ACRILICO SOBRE TELA DE ALGODÃO 60/40 cm

JULHO DE 2024

Trecho de A BATALHA SEM FIMAquilino Ribeiro

edição nº 1526 (1983) Círculo dos Leitores págs. 105-106

«Era crente, nado e criado na lei divina, mas não santanário, e avesso a votos e penitências. Aos santos rezava quando rezava, e dessem-se por contentes em não fazer todas as encomendações a Deus. Deles, pois, não havia que esperar aceno ou rebate que o orientasse no caminho a seguir. Mais lhe valia jogar um vintém ao ar e — cara ou cruzes — assentar em sim ou não. Podia, ainda, apostar dum caso o desempate do negócio...

Naquele momento a torre do Coimbrão bateu, também, as ave-marias, medrosas, dir-se-ia lívidas, no céu gelado. Trémulas, liquescentes, pareceu ao Eudóxio que aquelas badaladas caíam como gotas de orvalho no purgatório em brasa.

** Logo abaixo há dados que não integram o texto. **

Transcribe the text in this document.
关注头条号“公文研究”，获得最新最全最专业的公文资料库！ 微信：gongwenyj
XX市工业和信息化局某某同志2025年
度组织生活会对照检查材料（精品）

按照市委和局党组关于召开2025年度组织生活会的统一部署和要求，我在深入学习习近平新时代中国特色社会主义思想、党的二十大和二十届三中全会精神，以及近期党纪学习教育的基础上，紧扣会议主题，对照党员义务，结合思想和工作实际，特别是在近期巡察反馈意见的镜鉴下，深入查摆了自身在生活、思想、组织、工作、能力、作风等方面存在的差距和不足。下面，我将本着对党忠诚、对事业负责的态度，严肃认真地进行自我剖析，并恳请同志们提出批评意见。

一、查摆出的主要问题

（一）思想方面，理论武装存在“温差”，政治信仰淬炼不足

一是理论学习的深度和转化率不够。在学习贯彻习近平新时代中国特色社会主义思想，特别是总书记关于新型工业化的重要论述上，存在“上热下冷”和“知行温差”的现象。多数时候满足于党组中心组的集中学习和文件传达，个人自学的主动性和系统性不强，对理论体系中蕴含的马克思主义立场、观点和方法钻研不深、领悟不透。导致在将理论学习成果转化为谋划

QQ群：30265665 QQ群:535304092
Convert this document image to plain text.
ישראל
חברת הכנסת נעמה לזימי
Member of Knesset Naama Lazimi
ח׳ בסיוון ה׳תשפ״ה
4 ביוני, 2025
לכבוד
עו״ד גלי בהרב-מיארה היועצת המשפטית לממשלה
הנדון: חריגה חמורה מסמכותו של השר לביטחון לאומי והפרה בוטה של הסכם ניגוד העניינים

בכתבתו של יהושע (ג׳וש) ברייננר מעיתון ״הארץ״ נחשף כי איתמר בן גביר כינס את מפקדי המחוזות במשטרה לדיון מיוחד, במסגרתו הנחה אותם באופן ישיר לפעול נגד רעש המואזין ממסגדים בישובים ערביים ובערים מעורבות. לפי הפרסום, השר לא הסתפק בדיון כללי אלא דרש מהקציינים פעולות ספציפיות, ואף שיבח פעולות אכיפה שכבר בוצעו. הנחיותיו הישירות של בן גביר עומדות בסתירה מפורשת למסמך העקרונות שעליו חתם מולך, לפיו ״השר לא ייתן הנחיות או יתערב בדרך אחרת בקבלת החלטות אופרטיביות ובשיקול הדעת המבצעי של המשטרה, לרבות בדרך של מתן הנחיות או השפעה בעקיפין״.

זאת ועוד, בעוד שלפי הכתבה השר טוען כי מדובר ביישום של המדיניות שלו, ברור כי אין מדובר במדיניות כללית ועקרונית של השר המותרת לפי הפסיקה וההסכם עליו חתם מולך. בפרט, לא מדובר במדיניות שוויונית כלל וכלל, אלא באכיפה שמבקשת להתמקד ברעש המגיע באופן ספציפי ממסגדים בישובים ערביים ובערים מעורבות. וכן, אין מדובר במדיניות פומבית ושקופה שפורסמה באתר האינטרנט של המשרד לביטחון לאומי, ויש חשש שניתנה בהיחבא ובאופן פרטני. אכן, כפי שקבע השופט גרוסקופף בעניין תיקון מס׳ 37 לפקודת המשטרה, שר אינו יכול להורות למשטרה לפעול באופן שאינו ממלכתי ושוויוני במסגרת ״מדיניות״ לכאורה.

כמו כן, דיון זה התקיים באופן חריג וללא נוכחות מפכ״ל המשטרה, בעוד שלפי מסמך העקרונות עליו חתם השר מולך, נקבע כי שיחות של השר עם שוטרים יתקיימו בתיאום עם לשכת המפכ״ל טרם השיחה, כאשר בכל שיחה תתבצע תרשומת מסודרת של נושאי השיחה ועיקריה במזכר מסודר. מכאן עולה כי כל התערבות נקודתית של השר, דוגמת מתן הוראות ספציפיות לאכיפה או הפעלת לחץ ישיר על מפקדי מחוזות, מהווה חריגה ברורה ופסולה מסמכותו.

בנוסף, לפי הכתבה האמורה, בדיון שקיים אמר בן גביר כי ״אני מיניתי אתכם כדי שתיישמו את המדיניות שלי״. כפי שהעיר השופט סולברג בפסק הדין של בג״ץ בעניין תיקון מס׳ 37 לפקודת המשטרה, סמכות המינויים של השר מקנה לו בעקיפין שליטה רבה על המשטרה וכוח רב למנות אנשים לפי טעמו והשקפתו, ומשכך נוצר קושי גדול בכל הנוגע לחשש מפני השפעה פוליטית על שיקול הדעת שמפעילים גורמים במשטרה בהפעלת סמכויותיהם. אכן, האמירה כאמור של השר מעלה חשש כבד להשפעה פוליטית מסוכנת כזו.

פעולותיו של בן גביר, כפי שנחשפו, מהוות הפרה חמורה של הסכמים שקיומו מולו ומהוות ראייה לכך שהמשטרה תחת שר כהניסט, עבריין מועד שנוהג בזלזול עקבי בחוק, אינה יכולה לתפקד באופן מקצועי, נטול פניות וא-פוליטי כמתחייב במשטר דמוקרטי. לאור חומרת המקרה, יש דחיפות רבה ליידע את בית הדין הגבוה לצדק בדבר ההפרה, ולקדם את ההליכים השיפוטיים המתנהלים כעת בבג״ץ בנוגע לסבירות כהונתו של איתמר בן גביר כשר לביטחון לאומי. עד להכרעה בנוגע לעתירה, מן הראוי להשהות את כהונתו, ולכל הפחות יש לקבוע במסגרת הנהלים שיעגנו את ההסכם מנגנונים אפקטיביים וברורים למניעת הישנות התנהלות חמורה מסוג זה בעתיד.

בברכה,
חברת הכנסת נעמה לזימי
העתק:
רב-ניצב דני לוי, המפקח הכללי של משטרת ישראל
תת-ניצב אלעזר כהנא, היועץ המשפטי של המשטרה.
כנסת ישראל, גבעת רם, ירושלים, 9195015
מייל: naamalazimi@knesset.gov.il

À semelhança do que via nas bandeiras das irmandades, nos retábulos, nos frontões de pedra que ladeiam os caminhos, as alminhas erguiam olhos súplices para os vivos. Gemeriam, rodeadas de chamas, erguendo na balsa de fogo, umas por cima das outras, os dedos tisnados. E, rendido à piedade mercê da imaginação, o Eudóxio pôs-se a desfiar padre-nossos atrás de padre-nossos, ave-marias e ave-marias sem conto. E, reza que reza, entregue do mesmo passo aos seus roedores cuidados, ocorreu-lhe fiar duma condicional em que entravam as alminhas atormentadas a solução do caso. Pois era a hora consagrada às almas, se dali até à igreja do Coimbrão encontrasse criatura do Senhor a rezar,prosseguia se não encontrasse, mandava a duna para o inferno.»